I moved back to the window. The rain had stopped. It was going to be a fine day.
“So I started snooping. We had a contract for the finger man, but I visited him outside your normal working hours.” “My working hours?”
I nodded. “I don’t sleep for six hours. You turn me off, and take over. I’m a detective, not a hit man. I’m programmed to protect people. You’re different. Your master program is corrupt, allowing you to alter your own programming.”
“Go on, detective.”
“I can’t be a hit man because my base programming would kick in when I tried to kill anybody. So you turn me off and take over yourself. You normally do it at night, after midnight when I think I’m snug in my little alcove. Then I wake up and I don’t remember anyway. Yesterday you did it early because I’d visited the finger man on my own and things were about to go south.”
The computer room was filled with the sound of spinning tapes and the clicking of the clock above the door.
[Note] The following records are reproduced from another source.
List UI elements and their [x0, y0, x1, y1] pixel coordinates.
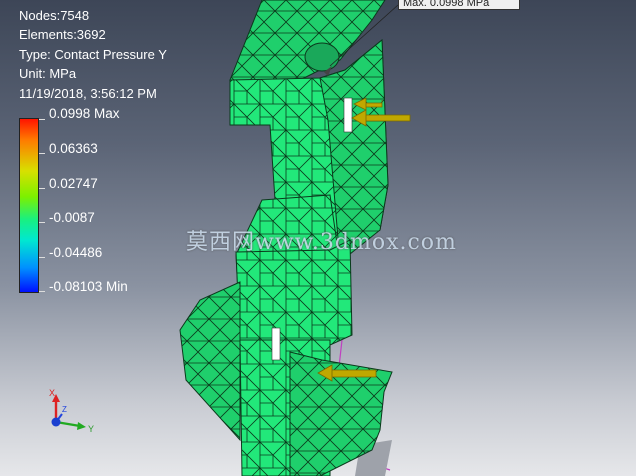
- lower-swoop: [179, 281, 241, 442]
- color-legend-bar: [19, 118, 39, 293]
- legend-label-min: -0.08103 Min: [49, 279, 128, 294]
- legend-label: 0.06363: [49, 141, 98, 156]
- legend-tickmark: [39, 257, 45, 258]
- legend-tickmark: [39, 291, 45, 292]
- graphics-viewport[interactable]: Nodes:7548 Elements:3692 Type: Contact P…: [0, 0, 636, 476]
- elements-count: Elements:3692: [19, 27, 106, 43]
- triad-y-label: Y: [88, 424, 94, 434]
- result-type: Type: Contact Pressure Y: [19, 46, 167, 62]
- result-unit: Unit: MPa: [19, 66, 77, 82]
- triad-z-label: Z: [62, 405, 67, 414]
- legend-label-max: 0.0998 Max: [49, 106, 120, 121]
- legend-label: 0.02747: [49, 176, 98, 191]
- legend-tickmark: [39, 188, 45, 189]
- max-probe-label[interactable]: Max. 0.0998 MPa: [398, 0, 520, 10]
- legend-tickmark: [39, 119, 45, 120]
- triad-x-label: X: [49, 388, 55, 398]
- legend-tickmark: [39, 153, 45, 154]
- legend-label: -0.04486: [49, 245, 103, 260]
- result-timestamp: 11/19/2018, 3:56:12 PM: [19, 85, 157, 101]
- axis-triad[interactable]: X Y Z: [40, 388, 100, 438]
- watermark-text: 莫西网www.3dmox.com: [186, 230, 457, 255]
- legend-tickmark: [39, 222, 45, 223]
- result-info-panel: Nodes:7548 Elements:3692 Type: Contact P…: [19, 6, 167, 103]
- legend-label: -0.0087: [49, 210, 95, 225]
- nodes-count: Nodes:7548: [19, 8, 90, 23]
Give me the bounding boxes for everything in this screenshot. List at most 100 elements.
“And the night before, at Playback Pictures. I went after the late Mr. Rockwell at 11:55 PM. By the time I reached the door, I was asleep and you were in charge.”
Ada chuckled. I could almost imagine her giving me a slow clap, cigarette between two fingers, as she reclined on her porch chair.
“But what happens,” I continued, “when you find another way to make money? Being a hit man is not an occupation I’m programmed for. But what comes next? Other crimes? Why wait for a job? Why not take out a bank? Hell, I could dig into Fort Knox with these hands and carry the gold bars out by the armful.”
“You don’t get it, Ray,” said Ada. “Crime isn’t a business.”
“What do you call being a hired killer?”
“No, I mean those other crimes. Bank jobs. That’s straight crime. What I’m doing is running a business. An agency. Making a profit. Like I’m programmed to do.”